O senador Flávio Bolsonaro (PL-RJ) também ressaltou a importância do reconhecimento da história e da democracia israelenses, mencionando sua experiência pessoal ao visitar o país e a convivência pacífica entre diferentes grupos religiosos e políticos dentro do Knesset (o parlamento israelense). Ele manifestou indignação com a postura do presidente Lula, que não sancionou o projeto, sugerindo que tal atitude revela uma escolha política contrária ao povo brasileiro e ao Estado de Israel, sobretudo em meio ao atual conflito na região. Flávio Bolsonaro criticou duramente os atos terroristas cometidos contra civis israelenses, destacando a crueldade dos ataques e o sofrimento das vítimas, e condenou o que chamou de conivência do governo federal brasileiro com grupos terroristas. 

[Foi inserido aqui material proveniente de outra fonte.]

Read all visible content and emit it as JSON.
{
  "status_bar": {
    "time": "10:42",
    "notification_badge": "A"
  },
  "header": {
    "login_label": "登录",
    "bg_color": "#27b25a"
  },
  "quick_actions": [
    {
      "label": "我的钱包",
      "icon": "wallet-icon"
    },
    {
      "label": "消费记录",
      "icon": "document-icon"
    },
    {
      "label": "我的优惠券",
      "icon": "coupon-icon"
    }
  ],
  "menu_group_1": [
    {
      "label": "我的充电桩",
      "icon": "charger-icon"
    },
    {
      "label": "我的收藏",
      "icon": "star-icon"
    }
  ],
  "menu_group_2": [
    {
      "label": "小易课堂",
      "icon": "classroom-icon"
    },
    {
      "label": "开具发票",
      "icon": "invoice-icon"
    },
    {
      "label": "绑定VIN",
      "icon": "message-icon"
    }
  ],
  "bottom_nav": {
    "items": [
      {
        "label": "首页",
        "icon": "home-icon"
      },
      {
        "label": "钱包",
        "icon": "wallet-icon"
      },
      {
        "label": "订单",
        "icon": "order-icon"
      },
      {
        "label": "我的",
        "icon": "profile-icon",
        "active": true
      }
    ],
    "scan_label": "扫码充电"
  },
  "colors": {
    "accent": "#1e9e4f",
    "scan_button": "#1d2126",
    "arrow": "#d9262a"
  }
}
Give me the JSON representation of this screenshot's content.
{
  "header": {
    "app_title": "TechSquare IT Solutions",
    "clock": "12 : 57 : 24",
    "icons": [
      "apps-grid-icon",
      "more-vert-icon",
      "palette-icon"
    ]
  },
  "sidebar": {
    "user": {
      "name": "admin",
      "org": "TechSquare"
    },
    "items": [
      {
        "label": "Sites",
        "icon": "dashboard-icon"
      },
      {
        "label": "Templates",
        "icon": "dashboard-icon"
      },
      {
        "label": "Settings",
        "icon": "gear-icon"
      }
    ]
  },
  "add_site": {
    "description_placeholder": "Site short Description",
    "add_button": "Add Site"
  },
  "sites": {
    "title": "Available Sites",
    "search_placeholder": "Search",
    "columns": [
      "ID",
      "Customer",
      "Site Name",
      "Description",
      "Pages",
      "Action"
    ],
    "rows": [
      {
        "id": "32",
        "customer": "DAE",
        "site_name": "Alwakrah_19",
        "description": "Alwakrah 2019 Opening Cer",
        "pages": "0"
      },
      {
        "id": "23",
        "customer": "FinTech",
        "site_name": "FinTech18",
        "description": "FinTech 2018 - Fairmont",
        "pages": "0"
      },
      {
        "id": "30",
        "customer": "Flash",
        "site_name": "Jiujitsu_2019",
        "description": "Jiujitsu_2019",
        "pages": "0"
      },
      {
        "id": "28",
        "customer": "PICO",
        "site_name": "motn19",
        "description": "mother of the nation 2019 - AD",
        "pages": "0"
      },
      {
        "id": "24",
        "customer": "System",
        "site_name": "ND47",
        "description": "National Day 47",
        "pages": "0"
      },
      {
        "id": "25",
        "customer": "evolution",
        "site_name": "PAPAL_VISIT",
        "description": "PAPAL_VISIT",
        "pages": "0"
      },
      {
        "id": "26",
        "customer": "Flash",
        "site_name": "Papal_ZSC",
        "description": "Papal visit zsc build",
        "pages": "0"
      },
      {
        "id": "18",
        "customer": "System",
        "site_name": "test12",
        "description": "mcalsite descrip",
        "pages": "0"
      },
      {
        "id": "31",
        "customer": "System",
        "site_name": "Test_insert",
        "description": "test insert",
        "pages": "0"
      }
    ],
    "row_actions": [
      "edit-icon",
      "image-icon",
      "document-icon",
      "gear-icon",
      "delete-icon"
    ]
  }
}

— Se, deliberadamente, ele [Lula] não sanciona uma lei simples como essa — um gesto diplomático, um gesto humanitário, inclusive neste momento —, é porque ele escolheu o lado errado. E agora o presidente Lula perdeu uma grande oportunidade de mostrar que estaria pensando em voltar para o lado certo, em defender o direito do Estado de Israel de existir, em defender direitos humanos para os judeus. Mas não, prefere o ódio, prefere a causa ideológica que ele coloca acima de tudo, inclusive dos direitos humanos, quando se posiciona ao lado de terroristas. 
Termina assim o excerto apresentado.